A(-3,-2) B(8,4)are the ends of the diameter of a circle.

the tangent of the circle at point B is -11x+6y+64=0

the line L passes through A and the origin. line L has a gradient of 2/3

what is the coordinates that the line L and tangent at point B cross??

(this question had 4 parts, ive done the first 3 and i think ive got the calculations right. im just stuck on the 4th part)

please help thanks

To find the coordinates where the line L and the tangent at point B cross, we can start by solving the system of equations formed by the line L and the equation of the tangent.

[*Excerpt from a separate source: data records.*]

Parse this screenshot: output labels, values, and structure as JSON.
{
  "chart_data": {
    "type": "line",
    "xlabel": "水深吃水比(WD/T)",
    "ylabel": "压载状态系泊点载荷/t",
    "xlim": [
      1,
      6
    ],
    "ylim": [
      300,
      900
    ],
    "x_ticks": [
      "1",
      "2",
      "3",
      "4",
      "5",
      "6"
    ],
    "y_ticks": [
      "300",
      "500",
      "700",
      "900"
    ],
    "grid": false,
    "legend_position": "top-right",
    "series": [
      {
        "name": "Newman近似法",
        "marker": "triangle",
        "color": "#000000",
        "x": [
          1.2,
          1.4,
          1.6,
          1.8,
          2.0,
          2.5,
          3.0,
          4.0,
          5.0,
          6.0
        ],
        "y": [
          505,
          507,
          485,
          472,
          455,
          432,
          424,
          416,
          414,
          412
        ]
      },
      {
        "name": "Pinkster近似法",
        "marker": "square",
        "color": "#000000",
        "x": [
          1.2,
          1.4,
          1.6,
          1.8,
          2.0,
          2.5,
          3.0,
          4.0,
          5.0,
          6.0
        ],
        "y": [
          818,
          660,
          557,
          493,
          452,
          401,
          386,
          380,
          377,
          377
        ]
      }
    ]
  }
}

First, let's find the equation of the line L passing through point A(-3, -2) and the origin (0, 0) with a gradient of 2/3.

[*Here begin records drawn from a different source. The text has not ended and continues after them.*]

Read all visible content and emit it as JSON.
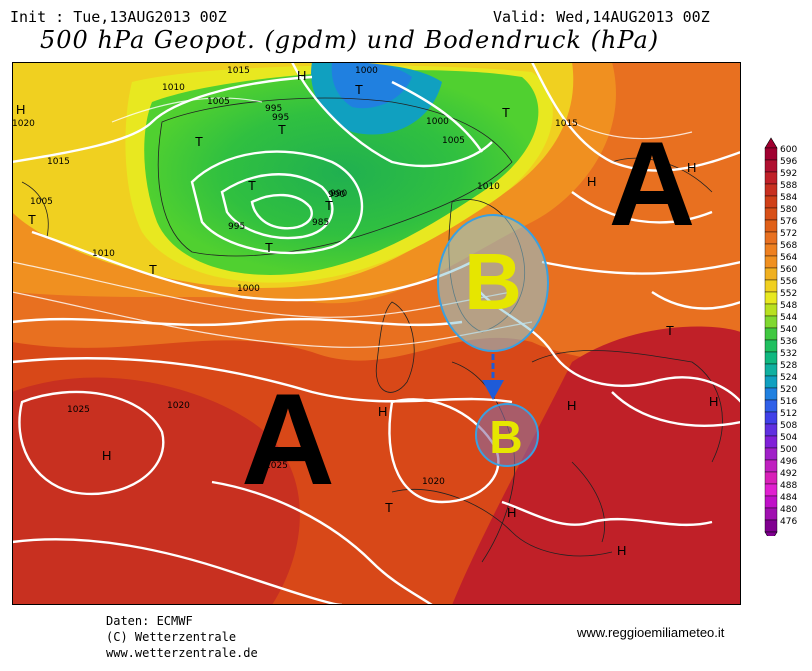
{
  "header": {
    "init": "Init : Tue,13AUG2013 00Z",
    "valid": "Valid: Wed,14AUG2013 00Z",
    "title": "500 hPa Geopot. (gpdm) und Bodendruck (hPa)"
  },
  "footer": {
    "source_lines": [
      "Daten: ECMWF",
      "(C) Wetterzentrale",
      "www.wetterzentrale.de"
    ],
    "site": "www.reggioemiliameteo.it"
  },
  "annotations": {
    "high_label": "A",
    "low_label": "B",
    "arrow_color": "#1e5bd8",
    "ellipse_color": "#3aa0e0",
    "letter_color": "#e6e600"
  },
  "isobar_labels": [
    "1015",
    "1010",
    "1005",
    "1000",
    "995",
    "990",
    "1020",
    "1025",
    "1020",
    "1015",
    "1010",
    "1005",
    "1000",
    "995",
    "990",
    "985",
    "1015",
    "1010",
    "1005",
    "1000",
    "995",
    "1020",
    "1025"
  ],
  "pressure_markers": [
    "H",
    "H",
    "H",
    "H",
    "H",
    "H",
    "H",
    "H",
    "H",
    "H",
    "T",
    "T",
    "T",
    "T",
    "T",
    "T",
    "T",
    "T",
    "T",
    "T",
    "T"
  ],
  "colorbar": {
    "levels": [
      "600",
      "596",
      "592",
      "588",
      "584",
      "580",
      "576",
      "572",
      "568",
      "564",
      "560",
      "556",
      "552",
      "548",
      "544",
      "540",
      "536",
      "532",
      "528",
      "524",
      "520",
      "516",
      "512",
      "508",
      "504",
      "500",
      "496",
      "492",
      "488",
      "484",
      "480",
      "476"
    ],
    "colors": [
      "#a00030",
      "#b01030",
      "#c02028",
      "#c83020",
      "#d04018",
      "#d85018",
      "#e06018",
      "#e87020",
      "#ee8020",
      "#f09020",
      "#f0b020",
      "#f0d020",
      "#e8e820",
      "#b8e020",
      "#80d830",
      "#40c840",
      "#20c060",
      "#10b880",
      "#10b0a0",
      "#10a0c0",
      "#2080e0",
      "#3060e8",
      "#4040e8",
      "#6030e0",
      "#8020d8",
      "#a020c8",
      "#c020c0",
      "#d820b8",
      "#e020d0",
      "#c010c8",
      "#a010b0",
      "#800090"
    ]
  }
}
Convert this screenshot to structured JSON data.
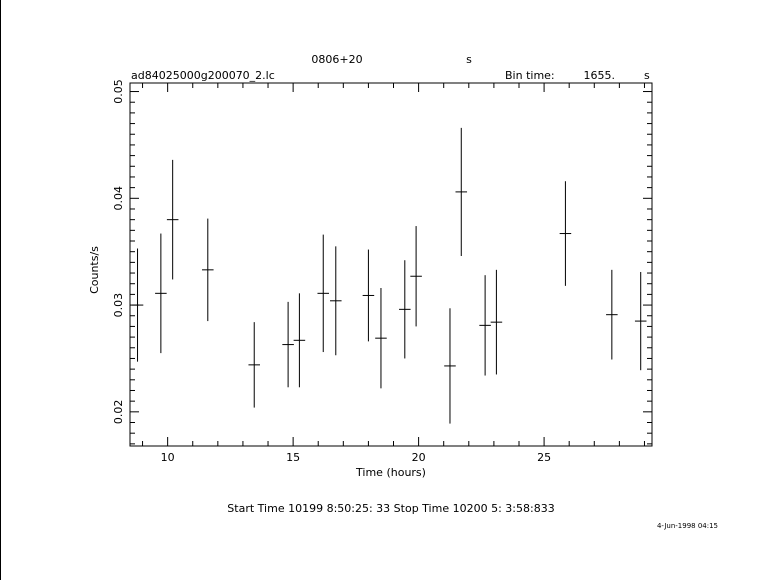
{
  "header": {
    "source": "0806+20",
    "unit_top": "s",
    "file": "ad84025000g200070_2.lc",
    "bin_label": "Bin time:",
    "bin_value": "1655.",
    "bin_unit": "s"
  },
  "footer": {
    "start_stop": "Start Time 10199  8:50:25: 33    Stop Time 10200  5: 3:58:833",
    "date": "4-Jun-1998 04:15"
  },
  "chart_data": {
    "type": "scatter",
    "title": "0806+20",
    "xlabel": "Time (hours)",
    "ylabel": "Counts/s",
    "xlim": [
      8.5,
      29.3
    ],
    "ylim": [
      0.0168,
      0.0508
    ],
    "x_ticks": [
      10,
      15,
      20,
      25
    ],
    "y_ticks": [
      0.02,
      0.03,
      0.04,
      0.05
    ],
    "y_tick_labels": [
      "0.02",
      "0.03",
      "0.04",
      "0.05"
    ],
    "grid": false,
    "points": [
      {
        "x": 8.8,
        "y": 0.03,
        "yerr": 0.0053,
        "xerr": 0.23
      },
      {
        "x": 9.73,
        "y": 0.0311,
        "yerr": 0.0056,
        "xerr": 0.23
      },
      {
        "x": 10.2,
        "y": 0.038,
        "yerr": 0.0056,
        "xerr": 0.23
      },
      {
        "x": 11.6,
        "y": 0.0333,
        "yerr": 0.0048,
        "xerr": 0.23
      },
      {
        "x": 13.45,
        "y": 0.0244,
        "yerr": 0.004,
        "xerr": 0.23
      },
      {
        "x": 14.8,
        "y": 0.0263,
        "yerr": 0.004,
        "xerr": 0.23
      },
      {
        "x": 15.25,
        "y": 0.0267,
        "yerr": 0.0044,
        "xerr": 0.23
      },
      {
        "x": 16.2,
        "y": 0.0311,
        "yerr": 0.0055,
        "xerr": 0.23
      },
      {
        "x": 16.7,
        "y": 0.0304,
        "yerr": 0.0051,
        "xerr": 0.23
      },
      {
        "x": 18.0,
        "y": 0.0309,
        "yerr": 0.0043,
        "xerr": 0.23
      },
      {
        "x": 18.5,
        "y": 0.0269,
        "yerr": 0.0047,
        "xerr": 0.23
      },
      {
        "x": 19.45,
        "y": 0.0296,
        "yerr": 0.0046,
        "xerr": 0.23
      },
      {
        "x": 19.9,
        "y": 0.0327,
        "yerr": 0.0047,
        "xerr": 0.23
      },
      {
        "x": 21.25,
        "y": 0.0243,
        "yerr": 0.0054,
        "xerr": 0.23
      },
      {
        "x": 21.7,
        "y": 0.0406,
        "yerr": 0.006,
        "xerr": 0.23
      },
      {
        "x": 22.65,
        "y": 0.0281,
        "yerr": 0.0047,
        "xerr": 0.23
      },
      {
        "x": 23.1,
        "y": 0.0284,
        "yerr": 0.0049,
        "xerr": 0.23
      },
      {
        "x": 25.85,
        "y": 0.0367,
        "yerr": 0.0049,
        "xerr": 0.23
      },
      {
        "x": 27.7,
        "y": 0.0291,
        "yerr": 0.0042,
        "xerr": 0.23
      },
      {
        "x": 28.85,
        "y": 0.0285,
        "yerr": 0.0046,
        "xerr": 0.23
      }
    ]
  }
}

The gradient-intercept form of a linear equation is given by y = mx + c, where m is the gradient and c is the y-intercept.

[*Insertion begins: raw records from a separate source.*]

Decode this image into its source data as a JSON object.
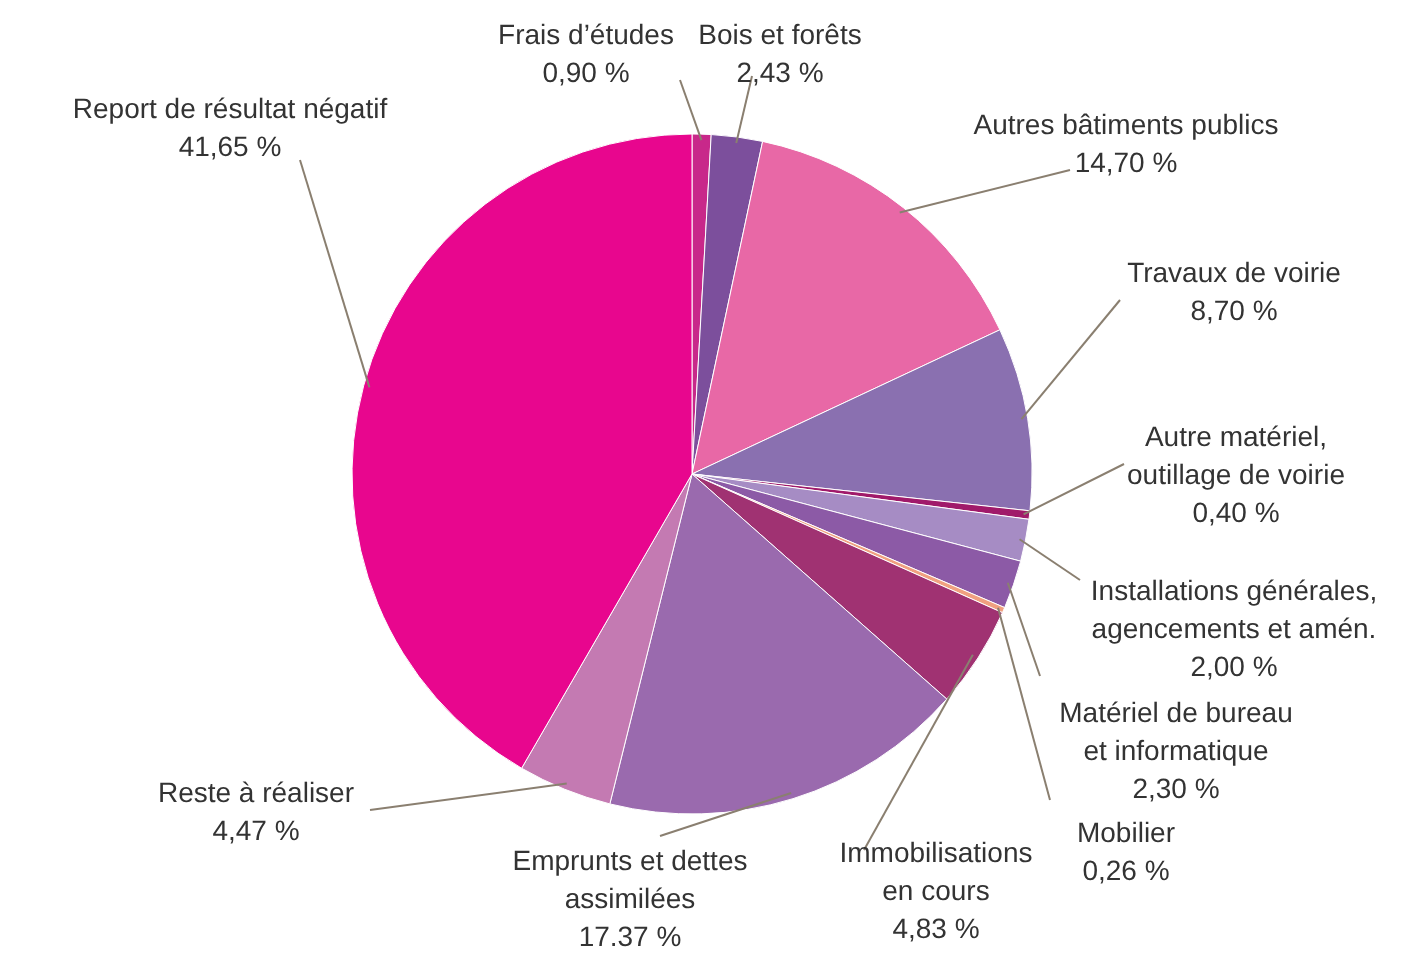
{
  "chart_data": {
    "type": "pie",
    "categories": [
      "Frais d’études",
      "Bois et forêts",
      "Autres bâtiments publics",
      "Travaux de voirie",
      "Autre matériel, outillage de voirie",
      "Installations générales, agencements et amén.",
      "Matériel de bureau et informatique",
      "Mobilier",
      "Immobilisations en cours",
      "Emprunts et dettes assimilées",
      "Reste à réaliser",
      "Report de résultat négatif"
    ],
    "values": [
      0.9,
      2.43,
      14.7,
      8.7,
      0.4,
      2.0,
      2.3,
      0.26,
      4.83,
      17.37,
      4.47,
      41.65
    ],
    "value_labels": [
      "0,90 %",
      "2,43 %",
      "14,70 %",
      "8,70 %",
      "0,40 %",
      "2,00 %",
      "2,30 %",
      "0,26 %",
      "4,83 %",
      "17.37 %",
      "4,47 %",
      "41,65 %"
    ],
    "colors": [
      "#c8288a",
      "#7c4f9c",
      "#e868a6",
      "#8a70b0",
      "#a01a6a",
      "#a68cc4",
      "#8c5aa6",
      "#f0a080",
      "#a03272",
      "#9a6aae",
      "#c47ab2",
      "#e8068e"
    ]
  }
}
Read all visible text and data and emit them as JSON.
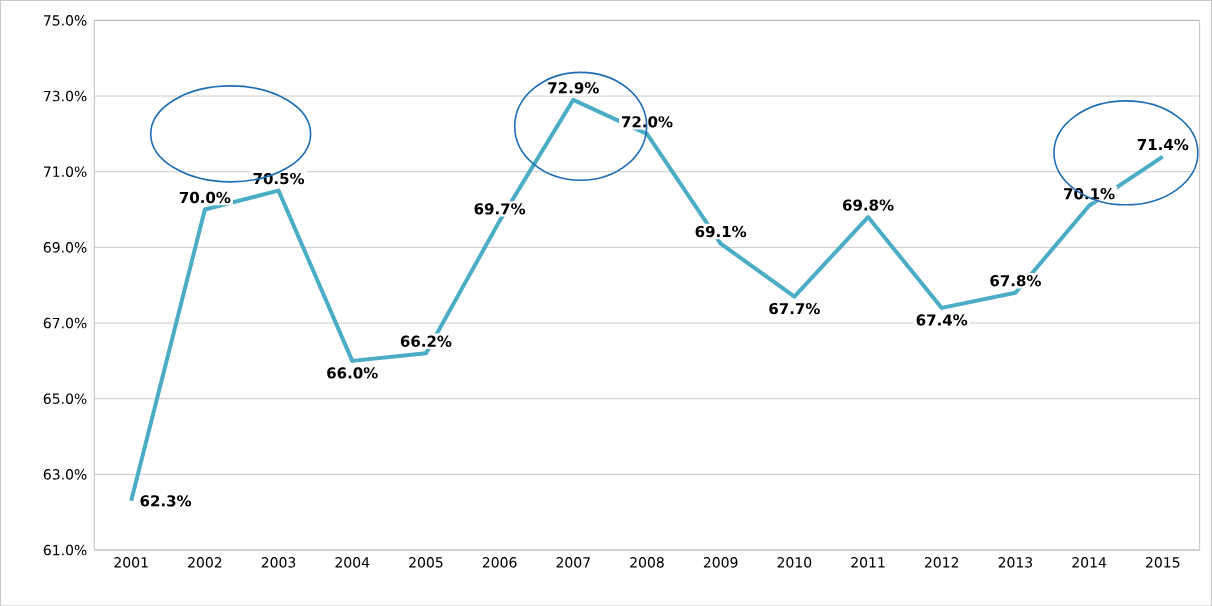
{
  "chart_data": {
    "type": "line",
    "categories": [
      "2001",
      "2002",
      "2003",
      "2004",
      "2005",
      "2006",
      "2007",
      "2008",
      "2009",
      "2010",
      "2011",
      "2012",
      "2013",
      "2014",
      "2015"
    ],
    "series": [
      {
        "color": "#4bacc6",
        "values": [
          62.3,
          70.0,
          70.5,
          66.0,
          66.2,
          69.7,
          72.9,
          72.0,
          69.1,
          67.7,
          69.8,
          67.4,
          67.8,
          70.1,
          71.4
        ],
        "value_labels": [
          "62.3%",
          "70.0%",
          "70.5%",
          "66.0%",
          "66.2%",
          "69.7%",
          "72.9%",
          "72.0%",
          "69.1%",
          "67.7%",
          "69.8%",
          "67.4%",
          "67.8%",
          "70.1%",
          "71.4%"
        ]
      }
    ],
    "ylim": [
      61,
      75
    ],
    "yticks": [
      {
        "value": 61,
        "label": "61.0%"
      },
      {
        "value": 63,
        "label": "63.0%"
      },
      {
        "value": 65,
        "label": "65.0%"
      },
      {
        "value": 67,
        "label": "67.0%"
      },
      {
        "value": 69,
        "label": "69.0%"
      },
      {
        "value": 71,
        "label": "71.0%"
      },
      {
        "value": 73,
        "label": "73.0%"
      },
      {
        "value": 75,
        "label": "75.0%"
      }
    ],
    "grid": "y",
    "marker": "none",
    "line_style": "solid"
  }
}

Since the line passes through the origin (0, 0), the y-intercept is 0.

So, the equation of line L can be written as y = (2/3)x.

Next, let's find the coordinates where the tangent at point B(8, 4) intersects with line L.

We need to find the coordinates (x, y) that satisfy both the equation of the tangent and the equation of line L.

Substituting y = (2/3)x into the equation of the tangent, we get:

-11x + 6(2/3)x + 64 = 0

Simplifying the equation:

-11x + 4x + 64 = 0

-7x + 64 = 0

-7x = -64

x = (-64)/(-7)

x = 64/7

Now, substitute x = 64/7 into the equation of line L to find y:

y = (2/3)(64/7)

y = (128/3)/7

y = 128/21

Therefore, the coordinates where the line L and the tangent at point B intersect are (64/7, 128/21).